El grupo que rodeaba la mesa del teléfono se acercó a ellos y Daniel planteó lo que decidieron con Paula y ninguno de ellos estuvo en desacuerdo. A Franco y a Alberto Serrano les pareció una idea adecuada, Anselmo Serrano se ofreció a viajar hasta la casa de Paula para recoger a su madre si es que aceptaba viajar con ellos y hasta intentó darles dinero para que llegaran a la frontera con Brasil, pero Daniel no aceptó, como tampoco aceptó que Franco lo acompañara hasta su casa para recoger sus cosas.

Al anochecer de ese día, la familia Serrano junto con Franco Hernández, despedían a los dos jóvenes que viajaban en busca de una libertad que no podían tener en su país.
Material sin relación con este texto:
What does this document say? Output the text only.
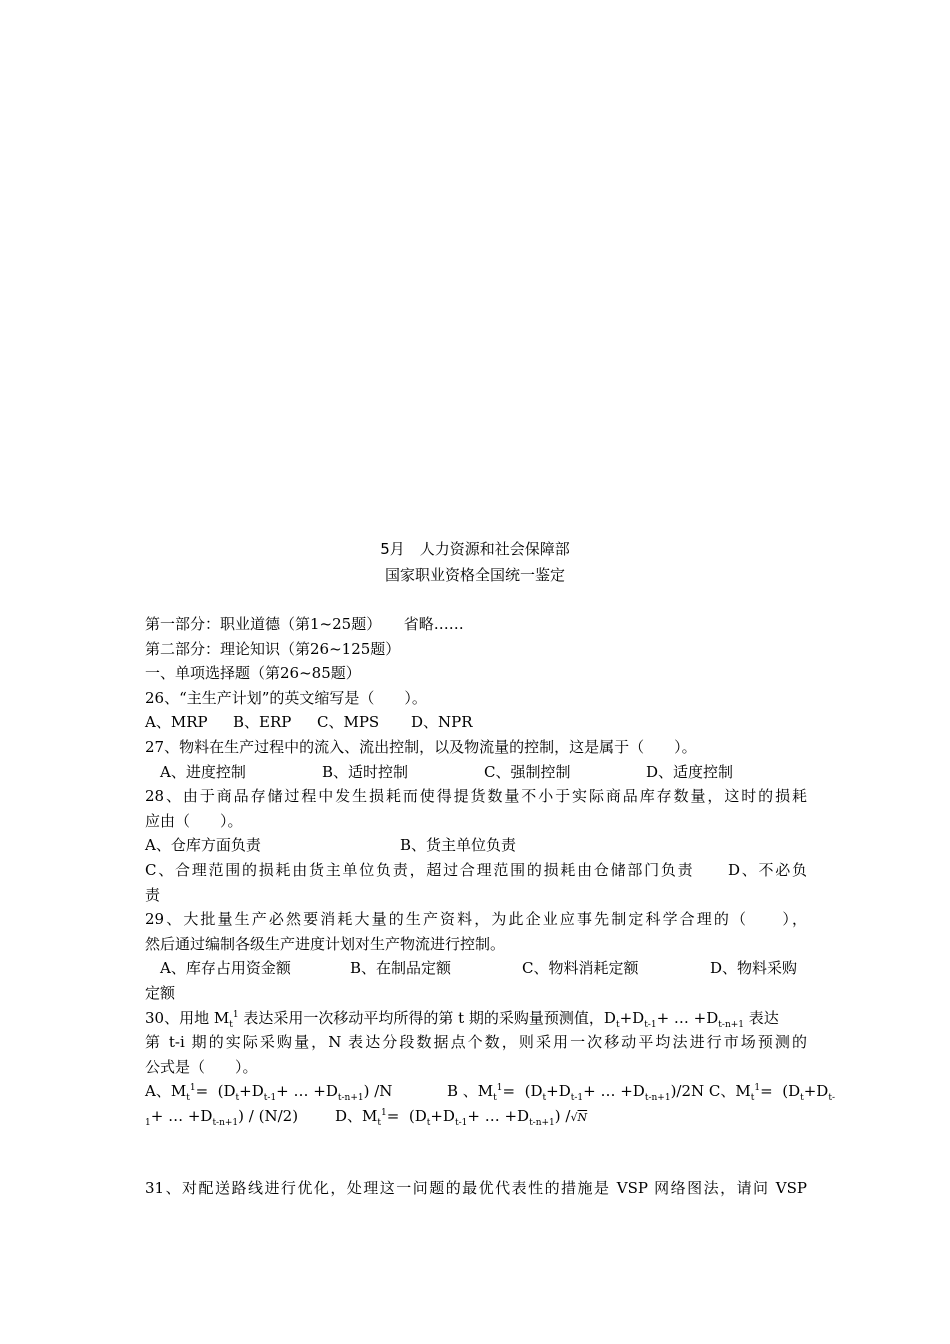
5月　人力资源和社会保障部
国家职业资格全国统一鉴定
第一部分：职业道德（第1~25题）　　省略……
第二部分：理论知识（第26~125题）
一、单项选择题（第26~85题）
26、“主生产计划”的英文缩写是（　　）。
A、MRP B、ERP C、MPS D、NPR
27、物料在生产过程中的流入、流出控制，以及物流量的控制，这是属于（　　）。
A、进度控制	B、适时控制	C、强制控制	D、适度控制
28、由于商品存储过程中发生损耗而使得提货数量不小于实际商品库存数量，这时的损耗
应由（　　）。
A、仓库方面负责	B、货主单位负责
C、合理范围的损耗由货主单位负责，超过合理范围的损耗由仓储部门负责　　D、不必负
责
29、大批量生产必然要消耗大量的生产资料，为此企业应事先制定科学合理的（　　），
然后通过编制各级生产进度计划对生产物流进行控制。
A、库存占用资金额	B、在制品定额	C、物料消耗定额	D、物料采购
定额
30、用地 $M_t^1$ 表达采用一次移动平均所得的第 t 期的采购量预测值，$D_t+D_{t-1}+$ … $+D_{t-n+1}$ 表达
第 t-i 期的实际采购量，N 表达分段数据点个数，则采用一次移动平均法进行市场预测的
公式是（　　）。
A、$M_t^1= (D_t+D_{t-1}+$ … $+D_{t-n+1}$) /N	B 、$M_t^1= (D_t+D_{t-1}+$ … $+D_{t-n+1})/2N$ C、$M_t^1= (D_t+D_{t-}$
$_1$+ … $+D_{t-n+1}) / (N/2)$ D、$M_t^1= (D_t+D_{t-1}+$ … $+D_{t-n+1}$) /√N
31、对配送路线进行优化，处理这一问题的最优代表性的措施是 VSP 网络图法，请问 VSP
La madre de Paula, sin dudar sobre el viaje, se unió a ellos. La mujer perdió a su esposo años atrás después de un accidente de tránsito y no estaba dispuesta a separarse de su única hija.

La despedida era triste y alegre al mismo tiempo. La alegría de estar vivos, se contraponía con la tristeza de abandonar la Patria, pero la tierra que los vio nacer perdió la capacidad de cobijar a sus hijos gracias a las manos inescrupulosas que se apoderaron de ella.